Depende do modelo. O artigo 115 do CTB manda que a placa traseira seja lacrada em sua estrutura, então na placa antiga removê-la significa romper o lacre, e um lacre violado é o artigo 230, inciso I. Na placa Mercosul o lacre é o QR Code, e é ele que não pode ser violado, adulterado, raspado, suprimido ou falsificado, pelo artigo 60, inciso II, alínea a. Em ambos os casos, o que a fiscalização olha é o resultado: o artigo 60, inciso I, alínea e, enquadra no artigo 221 a placa fixada em desacordo com as especificações de fixação do Anexo I, sem perguntar quem fez o serviço.

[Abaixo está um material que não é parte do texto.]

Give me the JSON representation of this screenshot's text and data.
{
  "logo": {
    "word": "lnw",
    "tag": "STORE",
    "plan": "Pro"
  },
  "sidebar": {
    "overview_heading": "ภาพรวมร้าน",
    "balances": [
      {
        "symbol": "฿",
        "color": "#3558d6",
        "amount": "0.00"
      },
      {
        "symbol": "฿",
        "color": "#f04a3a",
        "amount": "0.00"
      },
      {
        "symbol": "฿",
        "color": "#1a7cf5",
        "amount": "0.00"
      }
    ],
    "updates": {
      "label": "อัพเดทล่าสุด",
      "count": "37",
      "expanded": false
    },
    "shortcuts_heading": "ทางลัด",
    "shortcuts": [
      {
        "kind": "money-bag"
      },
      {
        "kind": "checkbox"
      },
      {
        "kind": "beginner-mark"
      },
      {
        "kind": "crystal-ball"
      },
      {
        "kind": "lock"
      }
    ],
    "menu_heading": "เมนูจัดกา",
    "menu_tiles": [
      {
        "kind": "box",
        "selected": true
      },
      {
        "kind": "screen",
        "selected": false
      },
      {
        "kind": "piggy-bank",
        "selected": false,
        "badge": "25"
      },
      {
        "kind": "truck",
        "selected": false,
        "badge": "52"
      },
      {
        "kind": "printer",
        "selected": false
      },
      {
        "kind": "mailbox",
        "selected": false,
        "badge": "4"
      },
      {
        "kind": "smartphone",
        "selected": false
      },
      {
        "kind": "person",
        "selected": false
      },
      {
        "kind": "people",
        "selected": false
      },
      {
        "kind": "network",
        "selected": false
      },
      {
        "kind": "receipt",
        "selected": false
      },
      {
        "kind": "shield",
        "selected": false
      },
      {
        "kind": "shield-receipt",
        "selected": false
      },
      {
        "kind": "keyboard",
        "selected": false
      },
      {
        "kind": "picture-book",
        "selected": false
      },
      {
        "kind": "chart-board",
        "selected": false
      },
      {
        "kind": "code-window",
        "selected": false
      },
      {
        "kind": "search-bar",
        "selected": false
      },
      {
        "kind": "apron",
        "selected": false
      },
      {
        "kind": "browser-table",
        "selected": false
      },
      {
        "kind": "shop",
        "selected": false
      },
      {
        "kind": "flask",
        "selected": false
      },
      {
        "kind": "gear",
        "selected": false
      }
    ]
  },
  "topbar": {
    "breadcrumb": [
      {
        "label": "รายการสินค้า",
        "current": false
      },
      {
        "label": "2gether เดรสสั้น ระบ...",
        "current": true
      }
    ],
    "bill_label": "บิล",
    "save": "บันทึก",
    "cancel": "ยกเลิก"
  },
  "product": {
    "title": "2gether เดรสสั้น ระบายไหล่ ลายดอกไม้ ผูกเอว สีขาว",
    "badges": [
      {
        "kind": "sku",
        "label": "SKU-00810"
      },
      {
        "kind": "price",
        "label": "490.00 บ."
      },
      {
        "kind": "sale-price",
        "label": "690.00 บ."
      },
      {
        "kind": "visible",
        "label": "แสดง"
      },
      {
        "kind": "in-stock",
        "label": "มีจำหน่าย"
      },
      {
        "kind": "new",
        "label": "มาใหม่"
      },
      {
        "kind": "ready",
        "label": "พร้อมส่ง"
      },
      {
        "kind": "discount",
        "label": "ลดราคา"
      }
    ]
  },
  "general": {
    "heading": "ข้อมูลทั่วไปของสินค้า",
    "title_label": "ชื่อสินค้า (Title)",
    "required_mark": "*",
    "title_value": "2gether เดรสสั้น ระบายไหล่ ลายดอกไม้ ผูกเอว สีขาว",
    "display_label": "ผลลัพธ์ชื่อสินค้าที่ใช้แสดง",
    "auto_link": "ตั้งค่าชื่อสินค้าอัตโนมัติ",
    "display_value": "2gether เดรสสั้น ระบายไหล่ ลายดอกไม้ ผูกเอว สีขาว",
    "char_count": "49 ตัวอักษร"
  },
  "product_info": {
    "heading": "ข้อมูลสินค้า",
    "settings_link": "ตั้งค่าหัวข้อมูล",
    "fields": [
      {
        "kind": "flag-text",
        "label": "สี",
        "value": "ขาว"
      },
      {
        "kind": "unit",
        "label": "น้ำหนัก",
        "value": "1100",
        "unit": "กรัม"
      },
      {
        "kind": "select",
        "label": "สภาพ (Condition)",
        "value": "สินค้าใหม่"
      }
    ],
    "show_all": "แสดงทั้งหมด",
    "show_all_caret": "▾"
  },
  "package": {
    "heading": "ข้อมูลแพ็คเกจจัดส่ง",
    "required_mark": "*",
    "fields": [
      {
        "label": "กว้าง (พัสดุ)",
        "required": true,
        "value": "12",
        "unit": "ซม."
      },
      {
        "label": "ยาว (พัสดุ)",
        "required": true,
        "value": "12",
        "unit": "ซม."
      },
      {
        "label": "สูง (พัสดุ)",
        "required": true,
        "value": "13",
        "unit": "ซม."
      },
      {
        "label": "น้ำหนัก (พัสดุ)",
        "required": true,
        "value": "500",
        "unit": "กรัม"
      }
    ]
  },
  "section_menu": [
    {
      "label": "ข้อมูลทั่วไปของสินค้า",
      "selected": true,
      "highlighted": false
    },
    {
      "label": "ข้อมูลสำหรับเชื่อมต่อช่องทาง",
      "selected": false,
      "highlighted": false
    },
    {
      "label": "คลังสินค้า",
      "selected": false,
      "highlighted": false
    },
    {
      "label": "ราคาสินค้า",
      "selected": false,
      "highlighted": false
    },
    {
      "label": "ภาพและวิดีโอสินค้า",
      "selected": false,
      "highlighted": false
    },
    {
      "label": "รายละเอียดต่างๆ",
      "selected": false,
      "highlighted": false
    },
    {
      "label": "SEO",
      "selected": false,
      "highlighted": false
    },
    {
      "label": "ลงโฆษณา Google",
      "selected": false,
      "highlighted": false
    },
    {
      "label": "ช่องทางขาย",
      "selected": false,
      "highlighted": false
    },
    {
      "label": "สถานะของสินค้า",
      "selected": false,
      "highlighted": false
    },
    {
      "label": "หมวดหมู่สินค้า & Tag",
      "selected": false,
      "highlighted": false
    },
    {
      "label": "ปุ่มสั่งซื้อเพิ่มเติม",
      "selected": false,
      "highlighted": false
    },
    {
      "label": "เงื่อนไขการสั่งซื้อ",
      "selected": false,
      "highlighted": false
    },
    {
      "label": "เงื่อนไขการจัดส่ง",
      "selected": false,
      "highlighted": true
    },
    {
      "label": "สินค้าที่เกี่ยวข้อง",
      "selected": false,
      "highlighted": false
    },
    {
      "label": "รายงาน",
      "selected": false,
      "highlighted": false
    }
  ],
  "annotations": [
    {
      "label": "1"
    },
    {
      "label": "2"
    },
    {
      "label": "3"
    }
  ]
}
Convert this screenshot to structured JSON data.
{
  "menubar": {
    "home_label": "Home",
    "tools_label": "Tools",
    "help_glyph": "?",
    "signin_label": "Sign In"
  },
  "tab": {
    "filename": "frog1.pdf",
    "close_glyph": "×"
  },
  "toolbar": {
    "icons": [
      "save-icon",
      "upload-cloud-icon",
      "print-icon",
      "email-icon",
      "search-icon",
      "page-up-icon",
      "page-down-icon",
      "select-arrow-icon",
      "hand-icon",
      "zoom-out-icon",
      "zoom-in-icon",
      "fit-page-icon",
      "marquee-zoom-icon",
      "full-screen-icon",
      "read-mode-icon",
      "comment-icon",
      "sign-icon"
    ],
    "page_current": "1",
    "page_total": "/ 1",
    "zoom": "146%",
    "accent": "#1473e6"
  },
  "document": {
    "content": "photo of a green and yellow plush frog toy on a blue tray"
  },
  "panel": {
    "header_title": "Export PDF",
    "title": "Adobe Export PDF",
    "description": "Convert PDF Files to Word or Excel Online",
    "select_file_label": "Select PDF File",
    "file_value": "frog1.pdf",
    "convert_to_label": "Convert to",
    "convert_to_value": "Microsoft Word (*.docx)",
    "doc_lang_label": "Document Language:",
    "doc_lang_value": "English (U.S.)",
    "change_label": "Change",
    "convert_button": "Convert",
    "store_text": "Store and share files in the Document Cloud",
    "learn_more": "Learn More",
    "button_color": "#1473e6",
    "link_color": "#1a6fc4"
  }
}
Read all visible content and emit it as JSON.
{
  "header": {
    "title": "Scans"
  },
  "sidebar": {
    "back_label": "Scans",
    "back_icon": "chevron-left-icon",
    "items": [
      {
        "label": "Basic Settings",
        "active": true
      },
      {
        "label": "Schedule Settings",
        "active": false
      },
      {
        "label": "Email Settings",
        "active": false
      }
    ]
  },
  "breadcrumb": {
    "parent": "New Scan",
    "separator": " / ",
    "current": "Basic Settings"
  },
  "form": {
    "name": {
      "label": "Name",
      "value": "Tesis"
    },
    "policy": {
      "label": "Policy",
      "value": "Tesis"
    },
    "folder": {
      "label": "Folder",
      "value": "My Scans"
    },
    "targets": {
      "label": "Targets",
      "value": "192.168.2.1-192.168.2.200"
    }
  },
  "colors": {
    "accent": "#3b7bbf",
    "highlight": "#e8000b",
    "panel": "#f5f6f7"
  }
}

QR Code apagado ou riscado dá multa?

Dá, e o enquadramento depende de novo da causa. QR Code arranhado, desgastado ou com outro defeito que impossibilite a leitura correta pelo aplicativo oficial é o artigo 221 do CTB, infração média, pelo artigo 60, inciso I, alínea b. Já QR Code violado, intencionalmente adulterado, raspado, suprimido ou falsificado é o artigo 230, inciso I, gravíssima, pelo artigo 60, inciso II, alínea a.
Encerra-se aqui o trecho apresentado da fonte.